Estos días ando estudiando para los exámenes del Master en Filosofía y he aprendido unas cuantas cosas muy interesantes sobre la Teoría de la Democracia. Me ha llamado mucho la atención lo que uno de los autores que estudio, José Manuel Naredo, denomina la "mitología del trabajo y de la producción", que no es más que el concepto mitificado que en las sociedades capitalistas tenemos del trabajo. El autor hace un recorrido muy interesante por las diferentes acepciones que a lo largo de la historia el hombre le ha dado al trabajo, y sobre cómo éstas han influido en su organización social, económica, y, a nivel individual, a su foma de vida.
El estudio parte de las (aunque odie utilizar este término) "sociedades primitivas", donde no existía el concepto del trabajo. En ellas no había una distinción entre actividades productivas y el resto, ni entre actividades retribuidas o no, ya que había relaciones de redistribución y reciprocidad. En estas "sociedades", las actividades relacionadas con el aprovisionamiento y la subsistencia ocupaban un tiempo muy inferior a nuestra jornada laboral. Es por esto que Naredo llega a afirmar que estos pueblos "estaban más cerca de la abundancia que nosotros".
Más adelante apareció el fenómeno de la acumulación, cuando los jefes de bandas de caza descubrieron que cuantos más trofeos ganaran, mayor prestigio social tendrían. De esta forma surgió el desprecio hacia las tareas rutinarias, que quedaron relegadas a mujeres y esclavos.

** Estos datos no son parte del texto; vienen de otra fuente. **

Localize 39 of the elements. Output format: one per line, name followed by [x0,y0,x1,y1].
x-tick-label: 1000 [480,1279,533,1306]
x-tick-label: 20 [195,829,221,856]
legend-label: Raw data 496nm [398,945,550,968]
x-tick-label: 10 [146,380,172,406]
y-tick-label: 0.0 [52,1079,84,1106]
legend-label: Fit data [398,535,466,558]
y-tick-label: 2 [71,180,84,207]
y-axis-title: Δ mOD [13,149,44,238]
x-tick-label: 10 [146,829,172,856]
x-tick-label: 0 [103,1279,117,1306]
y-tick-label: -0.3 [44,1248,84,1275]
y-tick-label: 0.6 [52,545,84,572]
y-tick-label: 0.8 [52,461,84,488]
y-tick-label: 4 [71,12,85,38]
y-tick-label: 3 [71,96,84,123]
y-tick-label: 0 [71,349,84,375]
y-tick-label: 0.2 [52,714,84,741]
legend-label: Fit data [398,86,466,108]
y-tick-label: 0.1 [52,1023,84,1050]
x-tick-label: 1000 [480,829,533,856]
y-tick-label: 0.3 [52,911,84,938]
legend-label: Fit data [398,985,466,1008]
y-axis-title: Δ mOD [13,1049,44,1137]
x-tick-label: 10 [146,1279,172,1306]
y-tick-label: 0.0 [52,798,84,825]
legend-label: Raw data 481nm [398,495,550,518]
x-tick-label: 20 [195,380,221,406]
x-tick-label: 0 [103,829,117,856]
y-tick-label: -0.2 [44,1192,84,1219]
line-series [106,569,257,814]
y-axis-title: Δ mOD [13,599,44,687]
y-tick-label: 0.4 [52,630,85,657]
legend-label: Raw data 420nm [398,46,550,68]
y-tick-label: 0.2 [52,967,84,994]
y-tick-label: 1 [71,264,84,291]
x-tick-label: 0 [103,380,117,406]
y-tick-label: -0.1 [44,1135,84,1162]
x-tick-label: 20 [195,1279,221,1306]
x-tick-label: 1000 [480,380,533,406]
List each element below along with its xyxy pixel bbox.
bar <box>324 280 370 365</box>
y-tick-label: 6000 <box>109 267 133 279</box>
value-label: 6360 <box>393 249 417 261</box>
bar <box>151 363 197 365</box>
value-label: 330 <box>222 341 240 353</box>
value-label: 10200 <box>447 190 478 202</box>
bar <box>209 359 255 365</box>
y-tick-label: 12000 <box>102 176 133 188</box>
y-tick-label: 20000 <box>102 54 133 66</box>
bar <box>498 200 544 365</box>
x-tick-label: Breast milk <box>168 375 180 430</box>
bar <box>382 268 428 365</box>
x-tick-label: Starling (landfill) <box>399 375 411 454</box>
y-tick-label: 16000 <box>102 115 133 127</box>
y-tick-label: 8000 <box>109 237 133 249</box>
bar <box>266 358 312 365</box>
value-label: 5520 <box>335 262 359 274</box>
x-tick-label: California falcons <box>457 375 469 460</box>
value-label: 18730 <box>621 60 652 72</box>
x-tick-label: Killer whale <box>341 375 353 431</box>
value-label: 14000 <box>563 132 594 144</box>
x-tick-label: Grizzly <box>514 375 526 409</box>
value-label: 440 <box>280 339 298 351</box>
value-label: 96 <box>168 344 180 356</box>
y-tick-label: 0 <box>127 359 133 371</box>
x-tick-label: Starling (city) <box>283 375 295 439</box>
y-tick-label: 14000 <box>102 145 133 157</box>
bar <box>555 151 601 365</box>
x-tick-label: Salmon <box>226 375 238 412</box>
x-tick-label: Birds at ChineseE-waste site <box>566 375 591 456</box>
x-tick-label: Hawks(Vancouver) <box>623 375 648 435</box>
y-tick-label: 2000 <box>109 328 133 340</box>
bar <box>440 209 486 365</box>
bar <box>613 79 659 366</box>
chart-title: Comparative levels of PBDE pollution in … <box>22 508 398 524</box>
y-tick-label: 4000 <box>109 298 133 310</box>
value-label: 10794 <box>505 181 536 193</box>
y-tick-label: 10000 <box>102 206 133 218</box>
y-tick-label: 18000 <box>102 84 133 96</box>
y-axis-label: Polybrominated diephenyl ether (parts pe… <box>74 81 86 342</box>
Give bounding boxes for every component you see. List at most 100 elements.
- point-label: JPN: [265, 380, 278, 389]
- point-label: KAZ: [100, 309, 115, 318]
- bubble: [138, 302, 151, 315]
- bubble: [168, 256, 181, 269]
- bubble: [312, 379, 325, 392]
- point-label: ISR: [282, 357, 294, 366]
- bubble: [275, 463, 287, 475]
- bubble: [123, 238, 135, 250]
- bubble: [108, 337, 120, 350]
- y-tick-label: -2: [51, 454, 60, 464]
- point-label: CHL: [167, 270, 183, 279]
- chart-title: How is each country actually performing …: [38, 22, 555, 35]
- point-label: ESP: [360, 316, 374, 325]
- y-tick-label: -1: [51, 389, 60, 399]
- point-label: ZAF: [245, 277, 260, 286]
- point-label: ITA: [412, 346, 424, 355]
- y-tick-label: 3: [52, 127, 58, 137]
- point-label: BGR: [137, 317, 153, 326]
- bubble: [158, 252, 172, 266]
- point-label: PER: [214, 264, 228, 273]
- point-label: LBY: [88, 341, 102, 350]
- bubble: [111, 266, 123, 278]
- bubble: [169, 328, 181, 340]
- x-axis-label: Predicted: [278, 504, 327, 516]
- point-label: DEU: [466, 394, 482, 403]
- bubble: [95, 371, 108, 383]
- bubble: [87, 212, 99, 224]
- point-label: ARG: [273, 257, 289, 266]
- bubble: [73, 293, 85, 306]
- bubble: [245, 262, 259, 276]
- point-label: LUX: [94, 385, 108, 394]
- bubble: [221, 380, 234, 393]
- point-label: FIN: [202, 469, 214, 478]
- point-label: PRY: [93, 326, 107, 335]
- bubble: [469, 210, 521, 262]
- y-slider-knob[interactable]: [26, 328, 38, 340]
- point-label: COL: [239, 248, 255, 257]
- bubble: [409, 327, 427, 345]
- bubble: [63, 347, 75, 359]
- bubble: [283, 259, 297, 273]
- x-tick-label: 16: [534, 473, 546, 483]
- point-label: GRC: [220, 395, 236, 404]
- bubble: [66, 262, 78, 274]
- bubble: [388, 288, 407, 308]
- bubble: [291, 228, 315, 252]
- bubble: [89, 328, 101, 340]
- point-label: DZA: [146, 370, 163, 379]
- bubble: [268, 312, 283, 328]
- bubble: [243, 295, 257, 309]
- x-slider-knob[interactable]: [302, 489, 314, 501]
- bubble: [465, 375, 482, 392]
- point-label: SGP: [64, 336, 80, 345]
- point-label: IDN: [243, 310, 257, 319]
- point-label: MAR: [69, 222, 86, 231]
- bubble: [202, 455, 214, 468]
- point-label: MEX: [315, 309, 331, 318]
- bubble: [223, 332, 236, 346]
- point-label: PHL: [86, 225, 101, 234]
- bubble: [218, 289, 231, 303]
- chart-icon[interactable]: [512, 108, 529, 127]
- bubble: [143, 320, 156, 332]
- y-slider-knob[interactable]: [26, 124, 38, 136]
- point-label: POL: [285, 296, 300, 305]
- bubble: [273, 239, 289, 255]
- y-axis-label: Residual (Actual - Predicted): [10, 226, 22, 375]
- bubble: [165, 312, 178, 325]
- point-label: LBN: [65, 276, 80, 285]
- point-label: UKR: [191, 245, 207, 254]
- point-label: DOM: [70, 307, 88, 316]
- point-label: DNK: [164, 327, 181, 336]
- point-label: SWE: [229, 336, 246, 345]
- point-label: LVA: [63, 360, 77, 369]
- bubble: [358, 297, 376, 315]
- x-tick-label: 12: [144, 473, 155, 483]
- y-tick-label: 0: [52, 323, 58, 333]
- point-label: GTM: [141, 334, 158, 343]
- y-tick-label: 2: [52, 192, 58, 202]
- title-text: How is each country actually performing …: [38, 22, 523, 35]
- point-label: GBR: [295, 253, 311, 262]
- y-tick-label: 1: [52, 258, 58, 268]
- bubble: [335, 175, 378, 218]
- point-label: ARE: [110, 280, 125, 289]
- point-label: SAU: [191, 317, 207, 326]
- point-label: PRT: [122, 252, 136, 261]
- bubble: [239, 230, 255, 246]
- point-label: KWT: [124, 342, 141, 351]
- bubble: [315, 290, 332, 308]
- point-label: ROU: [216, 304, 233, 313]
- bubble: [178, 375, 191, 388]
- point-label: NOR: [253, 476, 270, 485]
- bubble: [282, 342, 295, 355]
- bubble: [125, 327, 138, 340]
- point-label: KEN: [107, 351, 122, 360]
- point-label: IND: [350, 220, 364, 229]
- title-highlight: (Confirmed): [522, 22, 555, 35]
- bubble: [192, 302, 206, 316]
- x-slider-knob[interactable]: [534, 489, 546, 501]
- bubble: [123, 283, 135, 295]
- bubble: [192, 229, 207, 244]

El mismo despreció perduró en las sociedades con estado como la Grecia clásica. En ella no había una palabra equivalente a "trabajo", pero sí actividades con diferentes valoraciones sociales. Las actividades retribuidas eran mal vistas, porque mostraban el carácter dependiente de quienes las realizaban. En cambio, las actividades libres y realizadas por placer eran propias de personas dignas, y se consideraba un insulto si alguien cobraba por realizarlas.
El cristianismo también despreció el trabajo: era fruto de la maldición bíblica. Como consecuencia, aumentaron las fiestas religiosas, que llegaron a ocupar la mitad de los días del año (182) en algunos pueblos de Europa. Este porcentaje es superior al de hoy en día, cuando apenas disfrutamos de 126 días de fiesta (contando fines de semana y vacaciones).
Fue con la llegada del capitalismo cuando se recortaron las fiestas debido a una creciente veneración del trabajo. Las campanas de las iglesias comenzaron a sonar en el siglo XVI, y a ellas pronto se sumaron las sirenas de las fábricas. Los días festivos pasaron a ser una desgracia: un despilfarro de tiempo que podría dedicarse a producir. Como afirma Naredo, "se fue imponiendo el nuevo evangelio del trabajo, según el cual se podía servir a Dios trabajando, al Estado y al individuo mismo".
Este es el mito del trabajo en el que estamos inmersos hoy en día: el trabajo es venerado ya no sólo como una forma (la  única) de acumular riqueza, sino como la manera de relacionarnos socialmente y sentirnos realizados individualmente. En una sociedad donde ni el Estado, ni otras comunidades nos hacen sentir arropados, donde el individualismo y el consumo marcan nuestras vidas, el hombre se aferra al trabajo como forma de vida. Incluso nuestro tiempo libre puede llegar a ser, según Iván Illich, "trabajo sombra", pues está cargado de tareas muy poco satisfactorias como el transporte hacia el trabajo, la compra de comida, rellenar documentos burocráticos, etc. ¿Puede la actual crisis económica desterrar este nuevo evangelio? ¿Cómo será el próximo mito?